Paul Haba

Personal information
- Nationality: Guinean
- Born: 14 July 1959 (age 67)
- Height: 177 cm (5 ft 10 in)
- Weight: 68 kg (150 lb)

Sport
- Sport: Sprinting
- Event: 100 metres

= Paul Haba =

Guinean sprinter (born 1959)

Paul Haba (born 14 July 1959) is a Guinean sprinter. Haba would compete at the 1980 Summer Olympics, representing Guinea in two sprinting events. There, he would compete in the men's 100 metres and men's 200 metres.

His first event would be the former, where he would place sixth out of seven competitors in his heat; he would not advance. Three days later, he would compete in the latter against six other competitors. There, he would place last and again would not advance.
==Biography==
Paul Haba was born on 14 July 1959.

Haba would compete for Guinea at the 1980 Summer Olympics in Moscow in what was then the Soviet Union. His first competition at the games would be in the heats of the men's 100 metres on 24 July against six other competitors. There, he would place sixth in his round with a time of 11.19 seconds and would not advance to the quarterfinals. The eventual winner of the event would be Allan Wells of Great Britain with a time of 10.25 seconds in the finals.
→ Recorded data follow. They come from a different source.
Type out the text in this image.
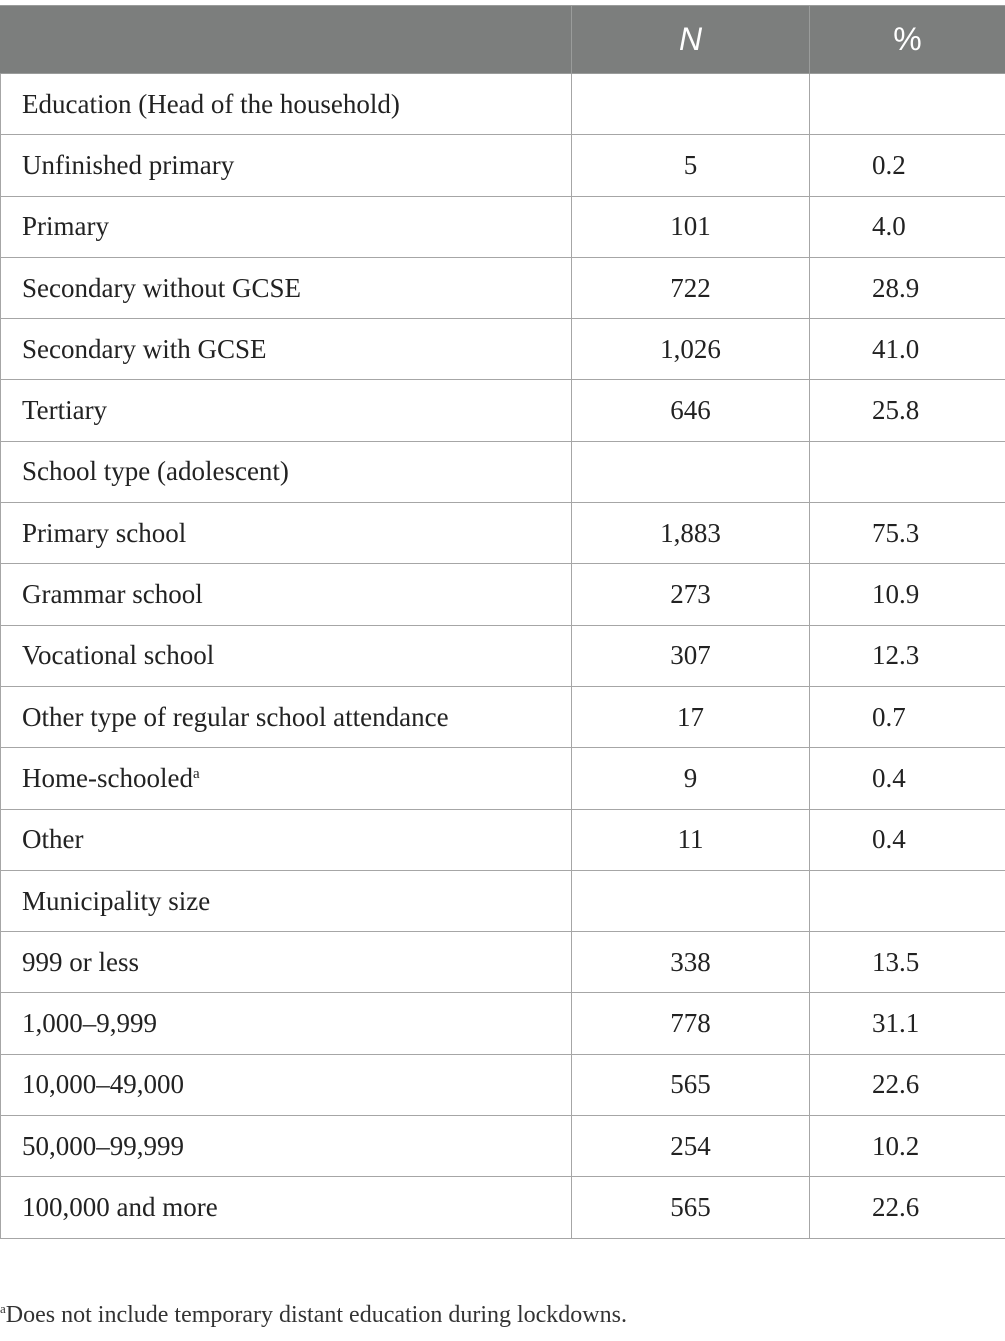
	N	%
Education (Head of the household)		
Unfinished primary	5	0.2
Primary	101	4.0
Secondary without GCSE	722	28.9
Secondary with GCSE	1,026	41.0
Tertiary	646	25.8
School type (adolescent)		
Primary school	1,883	75.3
Grammar school	273	10.9
Vocational school	307	12.3
Other type of regular school attendance	17	0.7
Home-schooled$^a$	9	0.4
Other	11	0.4
Municipality size		
999 or less	338	13.5
1,000–9,999	778	31.1
10,000–49,000	565	22.6
50,000–99,999	254	10.2
100,000 and more	565	22.6
$^a$Does not include temporary distant education during lockdowns.
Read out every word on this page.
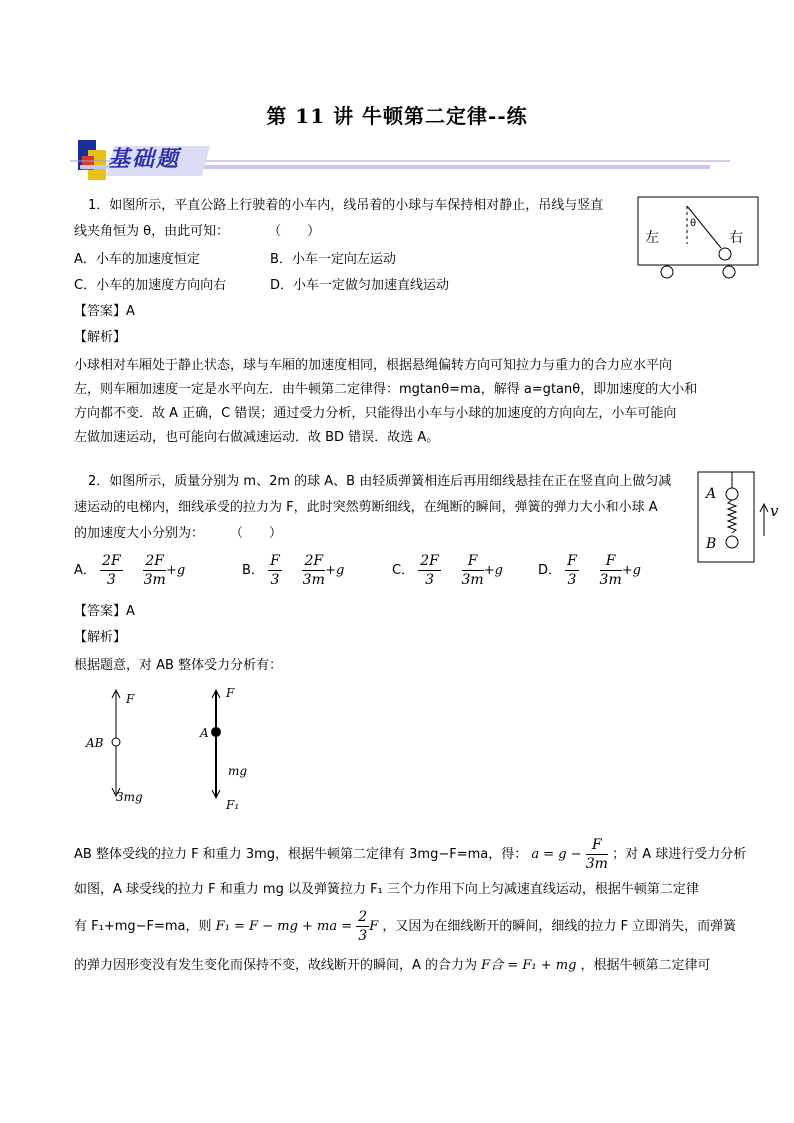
第 11 讲 牛顿第二定律--练
基础题
1．如图所示，平直公路上行驶着的小车内，线吊着的小球与车保持相对静止，吊线与竖直
线夹角恒为 θ，由此可知：　　　　（　　）
A．小车的加速度恒定	B．小车一定向左运动
C．小车的加速度方向向右	D．小车一定做匀加速直线运动
【答案】A
【解析】
小球相对车厢处于静止状态，球与车厢的加速度相同，根据悬绳偏转方向可知拉力与重力的合力应水平向
左，则车厢加速度一定是水平向左．由牛顿第二定律得：mgtanθ=ma，解得 a=gtanθ，即加速度的大小和
方向都不变．故 A 正确，C 错误；通过受力分析，只能得出小车与小球的加速度的方向向左，小车可能向
左做加速运动，也可能向右做减速运动．故 BD 错误．故选 A。
左	右
θ
2．如图所示，质量分别为 m、2m 的球 A、B 由轻质弹簧相连后再用细线悬挂在正在竖直向上做匀减
速运动的电梯内，细线承受的拉力为 F，此时突然剪断细线，在绳断的瞬间，弹簧的弹力大小和小球 A
的加速度大小分别为：　　　（　　）
A． $\frac{2F}{3}$
$\frac{2F}{3m} +g$	B． $\frac{F}{3}$
$\frac{2F}{3m} +g$	C． $\frac{2F}{3}$
$\frac{F}{3m} +g$	D． $\frac{F}{3}$
$\frac{F}{3m} +g$
A
B
v
【答案】A
【解析】
根据题意，对 AB 整体受力分析有：
F
AB
3mg
F
A
mg
F₁
AB 整体受线的拉力 F 和重力 3mg，根据牛顿第二定律有 3mg−F=ma，得： $a = g - \frac{F}{3m}$ ；对 A 球进行受力分析
如图，A 球受线的拉力 F 和重力 mg 以及弹簧拉力 F₁ 三个力作用下向上匀减速直线运动，根据牛顿第二定律
有 F₁+mg−F=ma，则 F₁ = F − mg + ma = $\frac{2}{3}$ F ，又因为在细线断开的瞬间，细线的拉力 F 立即消失，而弹簧
的弹力因形变没有发生变化而保持不变，故线断开的瞬间，A 的合力为 F合 = F₁ + mg ，根据牛顿第二定律可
Three days later on 27 July, he would compete in the heats of the men's 200 metres against six other competitors. There, he would place last in his round with a time of 22.70 and would not advance to the quarterfinals. The eventual winner of the event would be Pietro Mennea of Italy with a time of 20.19 seconds in the finals.

Later on in his athletics career, Haba would set new personal bests in the 100 metres and 200 metres. He would record a time of 10.90 seconds in the former in 1984 while he would record a time of 22.00 seconds in the latter the following year.